The character I’m glad didn’t return, other than Tech, is Cid. I love that she didn’t get a redemption arc. She betrays the Batch as her final action and she, the Batch, and us, are left with the pain of that betrayal. I think it’s great that a major character in the show makes a choice and has to live with it, that the last we see of her is that decisive action. It’s a learning moment for the Batch and Omega, that they have to be careful who to trust in this galaxy.
The season put an awful lot of pressure on its finale, progressing the plot only marginally in the episodes leading up to it and leaving everything to occur in the extended final instalment. And it was… okay. All the major beats happened competently, and the technical aspects of the show are near perfect. My biggest issues were with the ending, which didn’t quite manage to successfully put a thematic cap on the show. As cool as it is to see an older Omega and Hunter, I think the timejump moves forward too far to be truly effective. Omega’s an adult, of course she’s going to leave home, and so the goodbye, and Hunter letting her go, wasn’t the emotional moment it could have been if it occurred not long after their return to Pabu, say if Omega’s path lay with going with Ventress instead.
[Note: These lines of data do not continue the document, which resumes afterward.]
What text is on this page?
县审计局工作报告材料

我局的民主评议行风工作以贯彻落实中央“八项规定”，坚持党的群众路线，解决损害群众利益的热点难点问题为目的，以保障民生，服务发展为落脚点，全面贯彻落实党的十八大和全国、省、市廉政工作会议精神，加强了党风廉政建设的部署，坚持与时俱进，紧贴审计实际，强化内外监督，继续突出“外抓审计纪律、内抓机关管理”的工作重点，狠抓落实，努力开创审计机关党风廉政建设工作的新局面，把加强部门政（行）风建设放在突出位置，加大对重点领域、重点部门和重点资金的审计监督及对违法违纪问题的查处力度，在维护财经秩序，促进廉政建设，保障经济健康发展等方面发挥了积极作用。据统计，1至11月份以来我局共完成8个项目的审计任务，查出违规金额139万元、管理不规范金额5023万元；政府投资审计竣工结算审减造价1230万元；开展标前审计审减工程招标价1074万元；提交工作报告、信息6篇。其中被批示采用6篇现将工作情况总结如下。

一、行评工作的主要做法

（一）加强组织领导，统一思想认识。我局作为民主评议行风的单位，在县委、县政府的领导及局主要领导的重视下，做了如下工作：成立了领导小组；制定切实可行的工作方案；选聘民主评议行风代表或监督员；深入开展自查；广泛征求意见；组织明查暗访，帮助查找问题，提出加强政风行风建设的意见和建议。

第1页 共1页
My other issue was with this piece of dialogue:
Hunter: “Now we get to choose who we want to be.”
Omega: “Like what?”
Hunter: “Whatever we want, kid. Whatever we want.”
Hunter and the Batch have been able to choose what they want to be for the whole show. It’s been a key question that I wanted the series to answer. What do the Batch choose to be now they can’t be soldiers? And they still haven’t made a choice, instead ending the show by punting the choice down the road. I’m not sure they choose to be anything in this upturned galaxy besides stay at home dads. After all this time, The Bad Batch doesn’t offer an answer to who these character are now, it just re-asks the question its been asking since the beginning.
I don’t want to sound too negative on the final season. I enjoyed watching it but I was increasingly ready for it to end. The third season is the show’s weakest and the narrow focus grew tiring as it began to wrap up the plot but not so much the ideas at play. The Bad Batch was a continuation of The Clone Wars: a new story but also a sequel wrapping up loose threads, but now The Bad Batch itself needs its own sequel series to wrap up its loose ends, and that’s not entirely satisfying.